There’s a Great Lie wielding a destructive impact on lives all over the country. It’s insidious; it fills the airwaves; it sells lots of products and services; it creates fear and paralyzes people into inactivity. The lie? That only the young have value. That when you reach a certain age it’s all over.

I’m 94. I’ve written four novels, a memoir, and a book to help failing college kids. I have a new book publishing in February of this year. I’m already working on my next novel, another complicated thriller. This week, I took a road trip down to Houston to be interviewed by the local ABC affiliate who wanted to hear about my writing and my workout routine.
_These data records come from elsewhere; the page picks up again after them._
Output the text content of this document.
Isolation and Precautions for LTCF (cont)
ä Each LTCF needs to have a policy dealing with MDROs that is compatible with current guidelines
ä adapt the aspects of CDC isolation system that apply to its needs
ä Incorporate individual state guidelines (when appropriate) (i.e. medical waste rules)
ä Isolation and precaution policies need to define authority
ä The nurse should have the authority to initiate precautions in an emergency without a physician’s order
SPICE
I’ve won awards, and I am grateful. By the way, all of this was done after I turned 80.

I have chosen to ignore the ubiquitous hum, the siren song of youth. I bring a lot to the table every morning when I go to my writing room and meet with my characters. They don’t know it, but I was once on the staff of Hubert Humphrey’s Presidential campaign. I raised kids. I was a journalist, and once upon a time, a model. I have a deep and wide range of experiences that a more youthful person doesn’t have, but hopefully will someday.

Creativity doesn’t know how old we are. Write a book. Take a painting class. Learn to play a musical instrument. Read everything you can get your hands on. Stay curious. Be who you are. Don’t let anyone talk you out of doing what you dream about. Naysayers are everywhere. Some are well meaning, but many are envious. They, too, have dreams, but they quash them all with a healthy dose of fear and a basketful of ‘what ifs’.

Don’t be afraid to fail. Great lessons are learned in failure. In fact, I would say that I have learned very little in my life from success. Tough times have given me strength. Going through them has shown me that I can go through them, that they will not last forever, that there is life on the other side if you can just stay the course somehow and get there.

Regrets and missed opportunities are a lot worse than failing. Looking back on your life and wondering if you could have done something when you had the chance seems unfixable.

I always knew from my earliest days that I was a writer. Through the years I never took my eye off of that prize. I wrote when I could and honed my craft as I was able. And, then, at an age when most people have long given up, I started a career as a novelist. I’m living my dream every day.

The Big Lie says that’s not possible. Don’t believe it.